Just 18 months after the United States Supreme Court struck down the federal ban on full-fledged sports wagering outside Nevada, there have been scores of agreements and acquisitions large and small, but this one, given the scale and scope, has to be the biggest. At least, it will create the largest gaming company in the world. 

“The [combination of these two companies] brings together a leading online sports betting operator in the United States (FanDuel) with a high profile national media partner in FOX,” the companies say in a press release. “The combined Group will benefit from a leading product ecosystem across free-to-play, daily fantasy sports, sports betting, horse racing, poker and casino to drive lower customer cost per acquisition and higher customer lifetime value.”

FOX Bet and FanDuel and what it all means

In May, The Stars Group (TSG) and FOX Sports unveiled plans for the since-launched FOX Bet, “the first-of-its kind national media and sports wagering partnership in the United States.” 

While it’s still early times in the U.S. sports betting market expansion, geographically and otherwise, the Canada-based TSG and Flutter, previously known as Paddy Power Betfair, are clearly preparing for more market consolidation and survival of the deepest pockets. 

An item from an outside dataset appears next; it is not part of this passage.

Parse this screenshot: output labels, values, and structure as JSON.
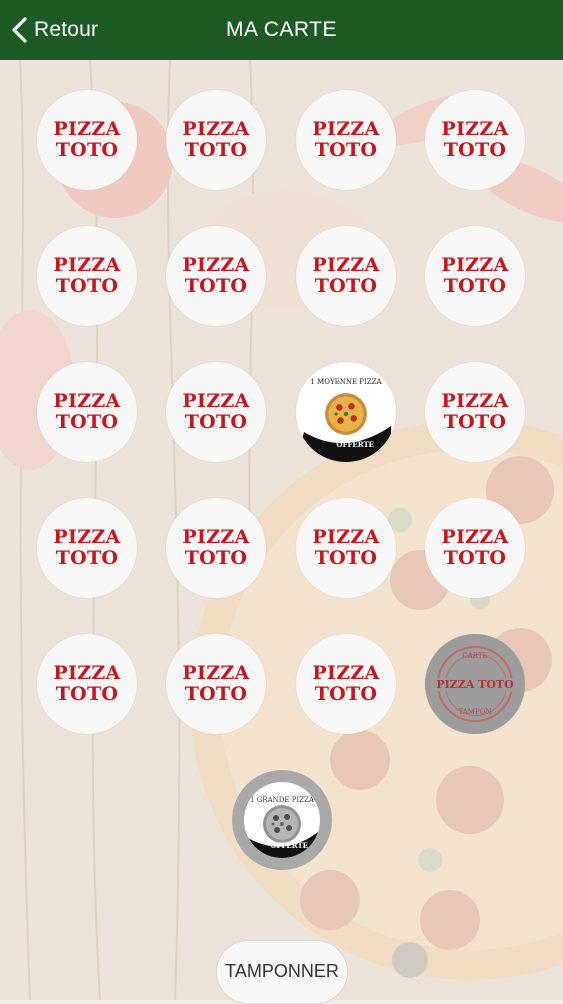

Analyst at the stockbroker Davy told the Financial Times, “Our view is that [the US] will be a highly concentrated market with only three or four players at that top table. Flutter now owns two of those top four,” adding that other market leaders were likely to be bonus code-driven Bet365 and FanDuel’s rival DraftKings. 

We’ll set aside most of the financials and global ramifications and focus narrowly on what this deal means and may mean for legal sports betting in the United States, from the vantages: (1) What the combination of FanDuel and FOX Bet will look like; (2) What it may mean for sports bettors (consumers); and (3) impact on other players and sportsbooks in the market, and a prediction. 

1. FanDuel and FOX Bet: Two out of four ain’t bad

How many sportsbooks can survive in the U.S. on razor-thin margins getting sliced even further as more sportsbooks pay the price of peace with certain pro leagues?

Well it's obvious now why William Hill fell in line on "official league data" with @NBA: Today it was announced that WH sportsbook will be coming to Capital One Arena in DC.

Caps/Wiz owner Ted Leonsis is also Sportradar investor

Will be 1st sportsbook in US at pro sports venue https://t.co/ZdJOfgqGWa

— Sports Handle (@sports_handle) October 3, 2019

Because only a few are actually generating real revenue in New Jersey about a year after the majority of them have debuted. (European powerhouse Bet365 only recently came aboard in NJ). Those few include FanDuel, DraftKings and William Hill.  FOX Bet, replacing the sunsetting BetStars operated by TSG, only recently entered New Jersey as well as Pennsylvania. 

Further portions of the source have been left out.